Sebuah riset pada monyet jenis marmoset yang dipublikasikan di jurnal Primates minggu ini mungkin akan membuat kita mengatakan, ya.
Riset dilakukan oleh Bruna Bezerra dari University of Bristol di Inggris dan rekannya di Federal Rural University of Pernambuco di Recife, Brasil.
Bezerra dan rekannya telah mempelajari marmoset selama bertahun-tahun. Mereka mengamati 12 marmoset, terdiri dari 4 jantan dewasa, 3 betina dewasa, dan 3 anak, dan 2 bayi.
Lewat penelitian bertahun-tahun, Bezerra berhasil mengungkap relasi antara satu individu dan individu lainnya.
Perilaku marmoset yang menunjukkan stres, bingung, dan kesedihan diobservasi tatkala salah satu betina dewasa tiba-tiba jatuh dari pohon.
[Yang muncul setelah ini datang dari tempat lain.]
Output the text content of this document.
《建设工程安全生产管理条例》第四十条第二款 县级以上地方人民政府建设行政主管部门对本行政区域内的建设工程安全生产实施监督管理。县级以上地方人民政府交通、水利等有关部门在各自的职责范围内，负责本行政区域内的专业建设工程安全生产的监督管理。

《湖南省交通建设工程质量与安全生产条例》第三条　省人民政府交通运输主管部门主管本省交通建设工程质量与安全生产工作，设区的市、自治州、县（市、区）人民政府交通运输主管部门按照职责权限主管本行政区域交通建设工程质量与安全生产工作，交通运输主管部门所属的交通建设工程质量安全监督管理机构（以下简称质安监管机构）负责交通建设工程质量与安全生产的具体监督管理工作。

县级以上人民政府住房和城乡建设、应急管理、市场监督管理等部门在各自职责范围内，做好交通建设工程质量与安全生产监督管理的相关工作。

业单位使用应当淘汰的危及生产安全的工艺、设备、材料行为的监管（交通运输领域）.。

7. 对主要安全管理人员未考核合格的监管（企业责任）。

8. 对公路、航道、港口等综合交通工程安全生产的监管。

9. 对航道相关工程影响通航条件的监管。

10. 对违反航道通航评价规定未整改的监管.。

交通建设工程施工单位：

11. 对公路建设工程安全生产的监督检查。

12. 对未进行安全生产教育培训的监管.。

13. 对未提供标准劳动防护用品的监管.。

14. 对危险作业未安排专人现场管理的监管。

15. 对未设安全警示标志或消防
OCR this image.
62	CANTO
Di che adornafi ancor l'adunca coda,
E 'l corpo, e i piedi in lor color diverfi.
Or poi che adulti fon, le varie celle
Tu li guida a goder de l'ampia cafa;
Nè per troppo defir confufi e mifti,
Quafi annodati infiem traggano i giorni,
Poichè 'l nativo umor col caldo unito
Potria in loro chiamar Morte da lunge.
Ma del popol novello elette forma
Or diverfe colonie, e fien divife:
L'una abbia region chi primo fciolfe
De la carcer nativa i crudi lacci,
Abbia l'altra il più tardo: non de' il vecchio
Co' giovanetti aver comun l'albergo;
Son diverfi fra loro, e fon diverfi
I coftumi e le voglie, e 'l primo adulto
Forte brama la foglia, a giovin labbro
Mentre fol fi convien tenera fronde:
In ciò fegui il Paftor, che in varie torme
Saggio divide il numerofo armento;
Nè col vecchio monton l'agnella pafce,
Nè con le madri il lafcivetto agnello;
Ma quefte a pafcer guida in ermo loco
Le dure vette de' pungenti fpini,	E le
Betina itu disebut F1B.
Sekitar 45 menit setelah F1B jatuh, pejantan yang telah 3,5 tahun berpasangan dan hidup bersamanya, bernama M1B, menyadari bahwa pasangannya tergolek di atas tanah.
Pejantan itu kemudian meninggalkan dua anaknya yang tengah bermain di pohon dan segera menghampiri sang betina.
Pejantan tersebut menenangkan sang betina, memeluknya, dan menciumnya. Ia mengawasi lingkungan sekitar dari predator dan mencegah marmoset muda mendekati pasangannya.
"Ketika saya mengobservasi jantan dominan itu mendekati pasangannya yang sekarat, perhatiannya membuat saya tercengang," kata Bezerra seperti dikutip BBC, Selasa (15/4/2014).
Yang membingungkan, di tengah kondisi betina yang sekarat, pejantan berusaha mengajaknya berhubungan seksual.
Pejantan juga mengeluarkan suara yang berfungsi sebagai alarm bagi predator, padahal tak ada predator di sekitarnya.
Bezerra mengatakan, ajakan berhubungan seksual dan upaya mengeluarkan suara bisa jadi merupakan wujud stres yang dialami pejantan.
Dugaan lain, seks menjadi sarana bagi pejantan untuk mendekatkan diri, memancing respons, dan membangun ikatan lebih dekat dengan si betina.
"Kondisi tertekan bisa menyebabkan perilaku yang 'di luar konteks' oleh pejantan," ungkap Bezerra.
"Namun, kita juga bisa berspekulasi bahwa perilaku itu ditunjukkan untuk memancing respons betina," ujarnya.
Setelah sekarat selama 2,5 jam, F1B akhirnya kejang dan kemudian mati. Ini memicu perilaku yang menunjukkan duka yang mendalam.
Setelah F1B mati, M1B yang sebenarnya merupakan individu dominan dalam kelompoknya memisahkan diri, tak tampak lagi. Nasibnya tak diketahui.
F1B dan M1B telah hidup selama 3,5 tahun. Hubungan mereka membuahkan delapan anak yang mereka besarkan bersama.